Dorrell takes KMPG advisory post

Written by David Singleton on 25 November 2014 in News

Former health secretary is latest senior MP to land lucrative private sector job

Former health secretary Stephen Dorrell is quitting the Commons to become a health policy consultant with accountancy firm KPMG.

The Conservative MP served in John Major’s government at the time of the BSE crisis, and went on to be a respected chairman of the health select committee between 2010 and 2014.

He wrote to his local Conservative Association to say he had decided not to stand as candidate for the Charnwood constituency in the 2015 general election.

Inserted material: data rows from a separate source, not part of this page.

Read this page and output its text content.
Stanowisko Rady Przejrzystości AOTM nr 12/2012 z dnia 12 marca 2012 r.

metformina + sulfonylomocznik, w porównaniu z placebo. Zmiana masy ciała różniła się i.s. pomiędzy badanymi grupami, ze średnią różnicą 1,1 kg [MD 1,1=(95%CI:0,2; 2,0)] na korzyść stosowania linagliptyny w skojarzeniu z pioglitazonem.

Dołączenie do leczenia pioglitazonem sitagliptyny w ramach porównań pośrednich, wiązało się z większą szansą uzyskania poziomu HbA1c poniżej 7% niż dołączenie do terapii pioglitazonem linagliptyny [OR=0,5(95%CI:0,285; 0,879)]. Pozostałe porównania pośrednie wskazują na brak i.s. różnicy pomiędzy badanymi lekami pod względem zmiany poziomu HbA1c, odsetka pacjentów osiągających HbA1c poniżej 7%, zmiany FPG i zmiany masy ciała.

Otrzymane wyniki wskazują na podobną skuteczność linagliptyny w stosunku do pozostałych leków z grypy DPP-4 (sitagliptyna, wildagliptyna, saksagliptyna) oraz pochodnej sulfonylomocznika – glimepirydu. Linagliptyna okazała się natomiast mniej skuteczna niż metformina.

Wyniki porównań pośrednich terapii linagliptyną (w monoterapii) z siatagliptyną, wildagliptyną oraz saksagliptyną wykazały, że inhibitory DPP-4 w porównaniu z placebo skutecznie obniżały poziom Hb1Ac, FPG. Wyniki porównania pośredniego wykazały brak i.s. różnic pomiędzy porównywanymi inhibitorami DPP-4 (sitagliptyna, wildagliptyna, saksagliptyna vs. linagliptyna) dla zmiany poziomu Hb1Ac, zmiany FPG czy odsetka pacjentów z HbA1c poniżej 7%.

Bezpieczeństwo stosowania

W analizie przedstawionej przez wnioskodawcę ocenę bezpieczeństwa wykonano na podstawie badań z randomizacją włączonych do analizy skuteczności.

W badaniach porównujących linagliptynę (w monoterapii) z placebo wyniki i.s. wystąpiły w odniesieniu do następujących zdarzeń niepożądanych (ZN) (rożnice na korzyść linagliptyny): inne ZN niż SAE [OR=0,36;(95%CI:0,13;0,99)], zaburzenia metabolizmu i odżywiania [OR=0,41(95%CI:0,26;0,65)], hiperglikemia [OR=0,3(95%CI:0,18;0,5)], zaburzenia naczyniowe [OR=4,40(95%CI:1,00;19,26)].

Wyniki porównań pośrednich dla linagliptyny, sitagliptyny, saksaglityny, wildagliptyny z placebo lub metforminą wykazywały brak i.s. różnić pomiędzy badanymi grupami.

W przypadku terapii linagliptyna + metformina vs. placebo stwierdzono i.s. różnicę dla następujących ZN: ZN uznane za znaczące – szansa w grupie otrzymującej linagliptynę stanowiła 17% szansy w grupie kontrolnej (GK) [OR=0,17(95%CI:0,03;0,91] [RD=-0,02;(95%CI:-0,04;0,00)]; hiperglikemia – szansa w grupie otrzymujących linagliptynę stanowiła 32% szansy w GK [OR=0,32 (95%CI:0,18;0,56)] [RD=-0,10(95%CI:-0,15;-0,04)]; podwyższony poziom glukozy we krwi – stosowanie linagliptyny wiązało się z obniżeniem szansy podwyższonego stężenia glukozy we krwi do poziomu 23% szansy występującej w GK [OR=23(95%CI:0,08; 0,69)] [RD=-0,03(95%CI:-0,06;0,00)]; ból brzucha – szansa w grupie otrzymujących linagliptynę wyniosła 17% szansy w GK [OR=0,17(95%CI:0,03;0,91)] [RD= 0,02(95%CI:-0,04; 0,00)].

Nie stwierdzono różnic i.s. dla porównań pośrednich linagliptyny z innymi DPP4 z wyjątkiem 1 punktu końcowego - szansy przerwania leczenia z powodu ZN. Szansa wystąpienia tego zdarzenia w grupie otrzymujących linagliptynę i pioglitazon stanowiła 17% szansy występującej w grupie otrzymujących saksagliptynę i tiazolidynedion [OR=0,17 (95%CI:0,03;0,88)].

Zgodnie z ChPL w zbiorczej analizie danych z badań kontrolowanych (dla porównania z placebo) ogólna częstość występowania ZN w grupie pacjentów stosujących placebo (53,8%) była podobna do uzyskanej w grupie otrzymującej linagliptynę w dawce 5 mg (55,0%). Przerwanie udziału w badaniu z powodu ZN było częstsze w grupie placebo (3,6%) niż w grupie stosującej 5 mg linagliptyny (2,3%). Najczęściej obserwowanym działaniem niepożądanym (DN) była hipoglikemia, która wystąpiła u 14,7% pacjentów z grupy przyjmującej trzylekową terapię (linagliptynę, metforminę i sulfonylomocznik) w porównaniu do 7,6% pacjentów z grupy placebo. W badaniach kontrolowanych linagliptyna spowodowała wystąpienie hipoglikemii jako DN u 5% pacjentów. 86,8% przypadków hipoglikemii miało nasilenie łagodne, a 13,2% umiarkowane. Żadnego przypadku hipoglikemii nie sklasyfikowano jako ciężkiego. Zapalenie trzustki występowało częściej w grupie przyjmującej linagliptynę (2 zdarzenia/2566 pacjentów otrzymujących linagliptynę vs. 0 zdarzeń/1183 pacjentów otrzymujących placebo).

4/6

"I have done so primarily because I have been offered the opportunity to work with KPMG in a senior role supporting their Health and Public Service consultancy practice both in the UK and overseas,” he stated.

"I have decided in consultation with my family that this role represents a great opportunity to carry forward the commitment to improve public services  which has been a major part of my life in politics.

"Unfortunately, I have also concluded that it is incompatible with seeking re-election to the House of Commons."

Dorrell becomes the latest senior MP to accept a lucrative private sector post, after former Tory housing minister Mark Prisk took up an advisory role with a private property developer earlier this year.

Public Affairs News revealed in August this year that Prisk had been appointed to provide strategic advice on housing policy to Essential Living, less than a year after leaving office.

Also this year, former planning minister Bob Neill has taken a non-executive director role at lobbying firm Cratus Communications.

Other former ministers to take private sector posts in recent years include former environment secretary Chris Huhne, former energy minister Charles Hendry, former Foreign Office minister Henry Bellingham and the former agriculture minister Jim Paice.

Huhne last year took up a position as Europe chairman for Zilkha Biomass Energy, a company supplying renewable energy, while Hendry is now chairman of Forewind Ltd, a consortium of four leading energy companies.

After leaving his post as a junior minister in the Foreign Office, Henry Bellingham took up a post as a non-executive director at Developing Markets Limited, a global consultancy and investment conference organiser.

Similarly, Paice started a new role as non-executive chairman of diary firm First Milk Ltd after leaving his post as minister of state for agriculture and food.